This composite image shows a beautiful X-ray and optical view of Cassiopeia A (Cas A), a supernova remnant located in our Galaxy about 11,000 light years away. These are the remains of a massive star that exploded about 330 years ago, as measured in Earth's time frame. X-rays from Chandra are shown in red, green and blue along with optical data from Hubble in gold.
At the center of the image is a neutron star, an ultra-dense star created by the supernova. Ten years of observations with Chandra have revealed a 4% decline in the temperature of this neutron star, an unexpectedly rapid cooling. Two new papers by independent research teams show that this cooling is likely caused by a neutron superfluid forming in its central regions, the first direct evidence for this bizarre state of matter in the core of a neutron star.

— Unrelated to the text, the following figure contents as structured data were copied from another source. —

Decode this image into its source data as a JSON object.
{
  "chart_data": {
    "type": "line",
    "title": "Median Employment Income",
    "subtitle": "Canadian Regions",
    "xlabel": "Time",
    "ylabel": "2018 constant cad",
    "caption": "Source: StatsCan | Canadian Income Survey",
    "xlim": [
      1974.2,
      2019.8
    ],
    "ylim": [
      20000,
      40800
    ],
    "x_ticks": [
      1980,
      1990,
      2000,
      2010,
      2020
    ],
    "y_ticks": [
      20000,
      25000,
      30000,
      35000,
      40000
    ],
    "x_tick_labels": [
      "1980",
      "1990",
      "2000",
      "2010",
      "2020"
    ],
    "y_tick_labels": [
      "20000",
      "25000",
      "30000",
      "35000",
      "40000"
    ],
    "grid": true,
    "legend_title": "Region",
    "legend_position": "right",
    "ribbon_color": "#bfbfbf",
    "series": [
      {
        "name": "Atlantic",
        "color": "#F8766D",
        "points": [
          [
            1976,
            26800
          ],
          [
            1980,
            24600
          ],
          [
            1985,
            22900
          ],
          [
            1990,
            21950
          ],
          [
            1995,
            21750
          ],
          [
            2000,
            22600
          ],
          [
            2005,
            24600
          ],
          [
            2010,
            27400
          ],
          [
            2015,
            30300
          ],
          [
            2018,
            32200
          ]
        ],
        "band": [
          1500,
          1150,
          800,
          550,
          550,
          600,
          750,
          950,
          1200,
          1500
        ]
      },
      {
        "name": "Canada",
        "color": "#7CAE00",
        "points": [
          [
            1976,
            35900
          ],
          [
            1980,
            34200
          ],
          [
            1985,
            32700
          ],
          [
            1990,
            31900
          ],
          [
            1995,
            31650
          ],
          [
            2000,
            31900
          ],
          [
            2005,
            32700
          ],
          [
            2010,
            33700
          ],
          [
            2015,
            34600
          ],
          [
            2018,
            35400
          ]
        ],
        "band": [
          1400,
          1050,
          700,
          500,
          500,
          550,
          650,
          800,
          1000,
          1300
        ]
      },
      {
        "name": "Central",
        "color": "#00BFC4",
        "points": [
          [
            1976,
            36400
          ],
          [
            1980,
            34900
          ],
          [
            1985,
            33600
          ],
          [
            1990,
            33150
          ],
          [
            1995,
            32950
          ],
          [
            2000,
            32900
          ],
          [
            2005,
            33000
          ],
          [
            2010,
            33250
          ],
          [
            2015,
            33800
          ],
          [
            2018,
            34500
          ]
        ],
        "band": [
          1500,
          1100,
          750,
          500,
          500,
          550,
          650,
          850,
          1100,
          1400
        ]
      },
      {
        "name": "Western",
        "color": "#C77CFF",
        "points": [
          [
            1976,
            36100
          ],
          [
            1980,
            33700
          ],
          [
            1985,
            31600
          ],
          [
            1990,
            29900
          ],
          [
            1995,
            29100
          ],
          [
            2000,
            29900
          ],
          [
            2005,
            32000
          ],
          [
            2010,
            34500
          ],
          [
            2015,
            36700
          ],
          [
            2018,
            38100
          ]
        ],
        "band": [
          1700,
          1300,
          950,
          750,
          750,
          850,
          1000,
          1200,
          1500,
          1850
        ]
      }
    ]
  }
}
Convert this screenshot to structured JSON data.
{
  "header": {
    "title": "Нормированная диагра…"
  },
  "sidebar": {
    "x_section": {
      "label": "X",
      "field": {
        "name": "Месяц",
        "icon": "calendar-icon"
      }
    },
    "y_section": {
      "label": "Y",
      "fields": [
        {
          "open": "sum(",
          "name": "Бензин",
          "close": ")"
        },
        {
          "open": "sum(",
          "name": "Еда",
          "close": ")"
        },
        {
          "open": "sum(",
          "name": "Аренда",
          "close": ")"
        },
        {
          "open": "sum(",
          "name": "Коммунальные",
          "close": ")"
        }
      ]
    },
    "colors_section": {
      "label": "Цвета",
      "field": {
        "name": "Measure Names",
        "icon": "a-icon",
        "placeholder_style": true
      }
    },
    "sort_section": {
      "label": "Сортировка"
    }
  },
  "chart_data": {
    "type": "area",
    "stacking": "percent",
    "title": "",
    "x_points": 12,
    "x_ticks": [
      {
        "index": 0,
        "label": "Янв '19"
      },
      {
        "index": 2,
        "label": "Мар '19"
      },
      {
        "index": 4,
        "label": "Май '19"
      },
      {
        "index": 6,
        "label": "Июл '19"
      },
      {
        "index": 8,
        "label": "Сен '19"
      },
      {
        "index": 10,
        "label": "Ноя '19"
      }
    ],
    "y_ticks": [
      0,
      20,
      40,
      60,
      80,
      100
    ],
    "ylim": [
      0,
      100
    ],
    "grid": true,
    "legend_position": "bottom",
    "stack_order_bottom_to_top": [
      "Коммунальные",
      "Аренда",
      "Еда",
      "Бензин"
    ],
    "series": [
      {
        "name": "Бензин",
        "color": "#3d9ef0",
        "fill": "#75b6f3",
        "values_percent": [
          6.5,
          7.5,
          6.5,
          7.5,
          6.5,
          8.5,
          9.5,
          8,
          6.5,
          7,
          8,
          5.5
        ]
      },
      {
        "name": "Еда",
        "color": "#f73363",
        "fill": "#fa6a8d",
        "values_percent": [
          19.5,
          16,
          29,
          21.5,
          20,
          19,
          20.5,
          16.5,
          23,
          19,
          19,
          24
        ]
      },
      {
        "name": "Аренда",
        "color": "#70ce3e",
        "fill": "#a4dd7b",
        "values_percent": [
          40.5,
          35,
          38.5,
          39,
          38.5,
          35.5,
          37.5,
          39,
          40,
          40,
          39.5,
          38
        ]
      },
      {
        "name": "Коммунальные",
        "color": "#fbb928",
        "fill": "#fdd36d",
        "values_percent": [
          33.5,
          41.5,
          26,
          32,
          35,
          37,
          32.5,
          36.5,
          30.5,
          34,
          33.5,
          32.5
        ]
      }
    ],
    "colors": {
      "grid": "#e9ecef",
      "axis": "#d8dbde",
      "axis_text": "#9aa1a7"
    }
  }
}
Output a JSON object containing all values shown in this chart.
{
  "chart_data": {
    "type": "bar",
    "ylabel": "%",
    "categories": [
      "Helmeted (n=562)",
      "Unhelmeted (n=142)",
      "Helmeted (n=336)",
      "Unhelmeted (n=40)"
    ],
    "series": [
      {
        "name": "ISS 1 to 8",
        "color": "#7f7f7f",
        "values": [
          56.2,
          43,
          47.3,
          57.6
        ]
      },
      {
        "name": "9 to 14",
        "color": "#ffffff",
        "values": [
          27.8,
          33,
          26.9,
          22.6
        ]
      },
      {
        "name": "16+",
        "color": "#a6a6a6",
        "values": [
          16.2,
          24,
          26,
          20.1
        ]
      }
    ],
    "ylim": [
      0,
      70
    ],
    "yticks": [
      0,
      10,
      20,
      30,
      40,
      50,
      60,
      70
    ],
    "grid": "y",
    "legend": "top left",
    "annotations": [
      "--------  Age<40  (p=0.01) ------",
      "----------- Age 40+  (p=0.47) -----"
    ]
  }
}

The inset shows an artist's impression of the neutron star at the center of Cas A. The different colored layers in the cutout region show the crust (orange), the core (red), where densities are much higher, and the part of the core where the neutrons are thought to be in a superfluid state (inner red ball). The blue rays emanating from the center of the star represent the copious numbers of neutrinos -- nearly massless, weakly interacting particles -- that are created as the core temperature falls below a critical level and a neutron superfluid is formed, a process that began about 100 years ago as observed from Earth. These neutrinos escape from the star, taking energy with them and causing the star to cool much more rapidly.